Pfizer’s COVID-19 booster shot shouldn’t be administered to those who previously received vaccines made by Moderna or Johnson & Johnson, a top federal health official says.
Doran Fink, a deputy director in the Food and Drug Administration’s (FDA) vaccine regulation division, made the assessment during a Centers for Disease Control and Prevention (CDC) vaccine advisory panel on whether the agency should recommend an additional dose of the Pfizer-BioNTech vaccine.
“Data are not available to inform the interchangeability of a booster dose of one vaccine with the primary series of another vaccine,” Fink said at a meeting of the CDC’s Advisory Committee on Immunization Practices on Sept. 22.
Ultimately, the FDA on Sept. 22 authorized Pfizer booster shots for individuals aged 65 and older as well as for those at a high risk of COVID-19, coming after an advisory panel last week voted overwhelmingly against recommending the third Pfizer dose for the general public.
The FDA, meanwhile, has said it needs more time to review whether booster doses for J&J and Moderna vaccines are needed.

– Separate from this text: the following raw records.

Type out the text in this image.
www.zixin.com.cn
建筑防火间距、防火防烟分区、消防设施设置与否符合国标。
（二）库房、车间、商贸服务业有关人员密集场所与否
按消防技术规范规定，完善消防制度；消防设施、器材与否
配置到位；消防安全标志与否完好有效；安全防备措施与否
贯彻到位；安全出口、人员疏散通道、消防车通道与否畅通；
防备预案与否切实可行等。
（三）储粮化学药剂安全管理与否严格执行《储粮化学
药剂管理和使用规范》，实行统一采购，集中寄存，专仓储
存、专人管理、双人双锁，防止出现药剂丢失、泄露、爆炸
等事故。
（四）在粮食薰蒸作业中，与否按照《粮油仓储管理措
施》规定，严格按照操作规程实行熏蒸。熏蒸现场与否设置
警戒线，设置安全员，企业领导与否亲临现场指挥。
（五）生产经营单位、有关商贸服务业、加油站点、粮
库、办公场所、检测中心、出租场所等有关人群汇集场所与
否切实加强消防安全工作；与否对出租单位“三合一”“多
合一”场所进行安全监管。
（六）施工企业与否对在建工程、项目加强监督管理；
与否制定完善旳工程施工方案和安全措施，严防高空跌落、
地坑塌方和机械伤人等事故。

“After considering the totality of the available scientific evidence and the deliberations of our advisory committee of independent, external experts, the FDA amended the EUA for the Pfizer-BioNTech COVID-19 vaccine to allow for a booster dose in certain populations, such as health care workers, teachers and day care staff, grocery workers, and those in homeless shelters or prisons, among others,” Acting FDA Commissioner Janet Woodcock said during the meeting.

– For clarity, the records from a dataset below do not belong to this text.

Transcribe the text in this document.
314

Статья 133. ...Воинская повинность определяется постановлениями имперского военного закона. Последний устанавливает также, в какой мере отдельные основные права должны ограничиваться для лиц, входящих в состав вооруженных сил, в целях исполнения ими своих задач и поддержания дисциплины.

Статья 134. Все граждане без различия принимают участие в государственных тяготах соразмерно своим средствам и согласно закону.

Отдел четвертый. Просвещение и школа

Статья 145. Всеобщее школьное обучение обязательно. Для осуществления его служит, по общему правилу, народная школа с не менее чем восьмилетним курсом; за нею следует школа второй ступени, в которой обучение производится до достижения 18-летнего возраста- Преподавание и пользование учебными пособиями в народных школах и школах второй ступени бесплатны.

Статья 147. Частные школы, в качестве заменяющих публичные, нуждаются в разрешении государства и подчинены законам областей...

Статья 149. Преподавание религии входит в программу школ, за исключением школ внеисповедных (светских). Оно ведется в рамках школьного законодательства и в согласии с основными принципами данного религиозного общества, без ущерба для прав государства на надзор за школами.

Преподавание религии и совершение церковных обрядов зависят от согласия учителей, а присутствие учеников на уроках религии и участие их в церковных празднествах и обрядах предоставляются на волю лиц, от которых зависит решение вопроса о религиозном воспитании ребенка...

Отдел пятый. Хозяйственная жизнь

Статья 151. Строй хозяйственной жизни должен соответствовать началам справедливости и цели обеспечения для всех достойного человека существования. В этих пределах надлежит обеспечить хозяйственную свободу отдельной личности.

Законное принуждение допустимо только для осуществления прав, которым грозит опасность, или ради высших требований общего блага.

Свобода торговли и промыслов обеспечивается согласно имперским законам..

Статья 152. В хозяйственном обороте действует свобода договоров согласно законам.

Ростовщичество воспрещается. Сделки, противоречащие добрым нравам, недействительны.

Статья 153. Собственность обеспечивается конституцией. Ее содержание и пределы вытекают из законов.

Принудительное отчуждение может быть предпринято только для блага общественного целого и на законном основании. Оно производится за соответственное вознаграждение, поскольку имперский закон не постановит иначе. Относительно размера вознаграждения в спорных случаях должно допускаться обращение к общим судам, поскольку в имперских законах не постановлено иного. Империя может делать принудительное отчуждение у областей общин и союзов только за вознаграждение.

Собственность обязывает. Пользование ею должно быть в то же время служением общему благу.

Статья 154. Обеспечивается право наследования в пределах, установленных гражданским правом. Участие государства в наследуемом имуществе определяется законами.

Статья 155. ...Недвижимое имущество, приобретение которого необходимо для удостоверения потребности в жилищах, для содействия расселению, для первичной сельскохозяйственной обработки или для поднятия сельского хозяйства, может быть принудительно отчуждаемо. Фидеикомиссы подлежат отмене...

Johnson & Johnson this week said that second doses of its vaccine boosted its efficacy in the United States to 94 percent against COVID-19, the disease caused by the CCP (Chinese Communist Party) virus. J&J’s shot uses an adenovirus, whereas Moderna and Pfizer use mRNA technology.

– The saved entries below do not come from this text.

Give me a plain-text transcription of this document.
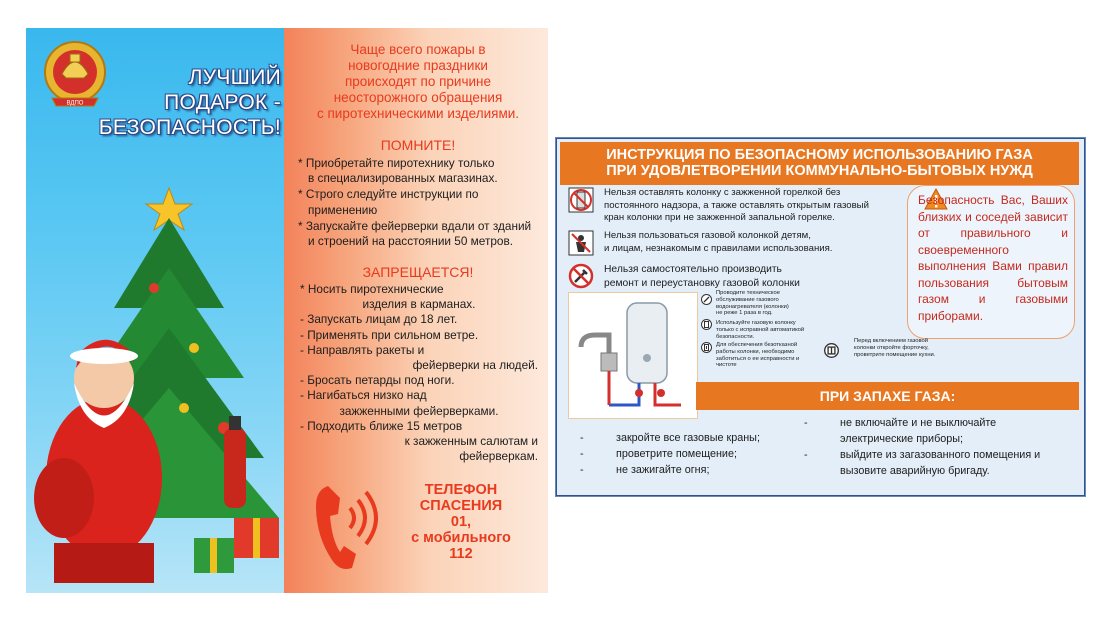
ВДПО
ЛУЧШИЙ
ПОДАРОК -
БЕЗОПАСНОСТЬ!
Чаще всего пожары в
новогодние праздники
происходят по причине
неосторожного обращения
с пиротехническими изделиями.
ПОМНИТЕ!

* Приобретайте пиротехнику только
в специализированных магазинах.

* Строго следуйте инструкции по
применению

* Запускайте фейерверки вдали от зданий
и строений на расстоянии 50 метров.

ЗАПРЕЩАЕТСЯ!

* Носить пиротехнические

изделия в карманах.

- Запускать лицам до 18 лет.

- Применять при сильном ветре.

- Направлять ракеты и

фейерверки на людей.

- Бросать петарды под ноги.

- Нагибаться низко над

зажженными фейерверками.

- Подходить ближе 15 метров

к зажженным салютам и

фейерверкам.

ТЕЛЕФОН
СПАСЕНИЯ
01,
с мобильного
112
ИНСТРУКЦИЯ ПО БЕЗОПАСНОМУ ИСПОЛЬЗОВАНИЮ ГАЗА
ПРИ УДОВЛЕТВОРЕНИИ КОММУНАЛЬНО-БЫТОВЫХ НУЖД
Нельзя оставлять колонку с зажженной горелкой без
постоянного надзора, а также оставлять открытым газовый
кран колонки при не зажженной запальной горелке.
Нельзя пользоваться газовой колонкой детям,
и лицам, незнакомым с правилами использования.
Нельзя самостоятельно производить
ремонт и переустановку газовой колонки
Безопасность Вас, Ваших близких и соседей зависит от правильного и своевременного выполнения Вами правил пользования бытовым газом и газовыми приборами.
Проводите техническое
обслуживание газового
водонагревателя (колонки)
не реже 1 раза в год.
Используйте газовую колонку
только с исправной автоматикой
безопасности.
Для обеспечения безотказной
работы колонки, необходимо
заботиться о ее исправности и
чистоте
Перед включением газовой
колонки откройте форточку,
проветрите помещение кухни.
ПРИ ЗАПАХЕ ГАЗА:
-	закройте все газовые краны;
-	проветрите помещение;
-	не зажигайте огня;
-	не включайте и не выключайте
электрические приборы;
-	выйдите из загазованного помещения и
вызовите аварийную бригаду.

Moderna said it has applied for permission to market third doses of the vaccine. The FDA, however, hasn’t provided a timeline on when it may make a decision, while Fink on Sept. 22 said his department is working as quickly as possible on the firm’s submission.
During last week’s FDA advisory panel meeting on booster doses, some experts expressed concern that a third dose of Pfizer’s shot could cause significant side effects, including myocarditis, in younger recipients.
“I honestly don’t think there is enough good quality data at this point to make an informed decision,” Brittany Kmush, an epidemiologist at Syracuse University, said of an Israeli study that Pfizer cited to claim that third doses are needed in the United States, noting the 12-day follow-up period and the variability of the authors’ estimates.
And Dr. James Hildreth, a voting member on the FDA expert panel, added that he has “a serious concern of myocarditis in young people.”
The Epoch Times has contacted Pfizer for comment.